What is the best way to ice the bottom of a buttercream cake that is going to be stacked on top of another cake? If the cake is on a cardboard round, is it better to cut the round to exactly fit the cake and then ice over the edge of the round, or is it better not to trim the excess cardboard and just ice to the edge?
I put a 6" cake on a 6" board...then ice all the way to the edge of the board. Actually helps you get the cake nice and round and even that way because you can use the board to help you smooth it around.
I think it depends on what your border is going to be. I ice it to the edge of the original board unless there is a really big difference between the cake and the board.

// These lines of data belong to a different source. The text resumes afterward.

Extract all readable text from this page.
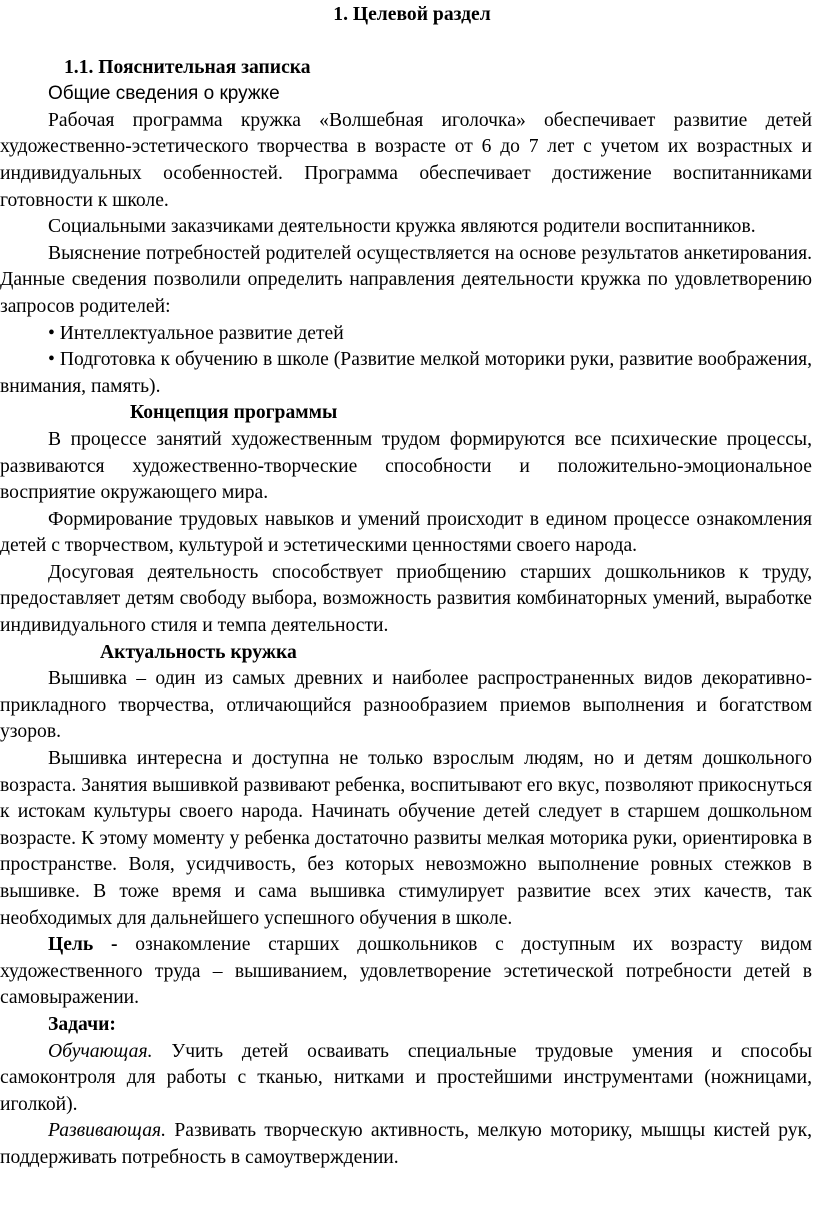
1. Целевой раздел

1.1. Пояснительная записка

Общие сведения о кружке

Рабочая программа кружка «Волшебная иголочка» обеспечивает развитие детей художественно-эстетического творчества в возрасте от 6 до 7 лет с учетом их возрастных и индивидуальных особенностей. Программа обеспечивает достижение воспитанниками готовности к школе.

Социальными заказчиками деятельности кружка являются родители воспитанников.

Выяснение потребностей родителей осуществляется на основе результатов анкетирования. Данные сведения позволили определить направления деятельности кружка по удовлетворению запросов родителей:

• Интеллектуальное развитие детей

• Подготовка к обучению в школе (Развитие мелкой моторики руки, развитие воображения, внимания, память).

Концепция программы

В процессе занятий художественным трудом формируются все психические процессы, развиваются художественно-творческие способности и положительно-эмоциональное восприятие окружающего мира.

Формирование трудовых навыков и умений происходит в едином процессе ознакомления детей с творчеством, культурой и эстетическими ценностями своего народа.

Досуговая деятельность способствует приобщению старших дошкольников к труду, предоставляет детям свободу выбора, возможность развития комбинаторных умений, выработке индивидуального стиля и темпа деятельности.

Актуальность кружка

Вышивка – один из самых древних и наиболее распространенных видов декоративно-прикладного творчества, отличающийся разнообразием приемов выполнения и богатством узоров.

Вышивка интересна и доступна не только взрослым людям, но и детям дошкольного возраста. Занятия вышивкой развивают ребенка, воспитывают его вкус, позволяют прикоснуться к истокам культуры своего народа. Начинать обучение детей следует в старшем дошкольном возрасте. К этому моменту у ребенка достаточно развиты мелкая моторика руки, ориентировка в пространстве. Воля, усидчивость, без которых невозможно выполнение ровных стежков в вышивке. В тоже время и сама вышивка стимулирует развитие всех этих качеств, так необходимых для дальнейшего успешного обучения в школе.

Цель - ознакомление старших дошкольников с доступным их возрасту видом художественного труда – вышиванием, удовлетворение эстетической потребности детей в самовыражении.

Задачи:

Обучающая. Учить детей осваивать специальные трудовые умения и способы самоконтроля для работы с тканью, нитками и простейшими инструментами (ножницами, иголкой).

Развивающая. Развивать творческую активность, мелкую моторику, мышцы кистей рук, поддерживать потребность в самоутверждении.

What is the best way to ice the bottom of a buttercream cake that is going to be stacked on top of another cake? If the cake is on a cardboard round, is it better to cut the round to exactly fit the cake and then ice over the edge of the round, or is it better not to trim the excess cardboard and just ice to the edge?
This is how I do it.....
I cut a foamcore circle 1/2 inch smaller than the tier size. Since cakes shrink a bit, the board is just slightly smaller than the cake.
I take a larger circle of foamcore [about 4 inches bigger....I made these one time, covered with clear shelf liner so that can be cleaned and reused] and place a circle (about 2 inches smaller than the tier to be iced) of the rubber non-slip mat in the center of the larger board and center the tier on the board.
I ice all the way down to the bottom board. Then into the cooler for at least a couple hours to firm up solid, then stack as usual.
In this way, I can get a nearly seamless joint between tiers, so that I can apply a very small border if desired.
Thanks everyone for your help. I've mainly done fondant cakes and haven't used buttercream for stacked cakes before.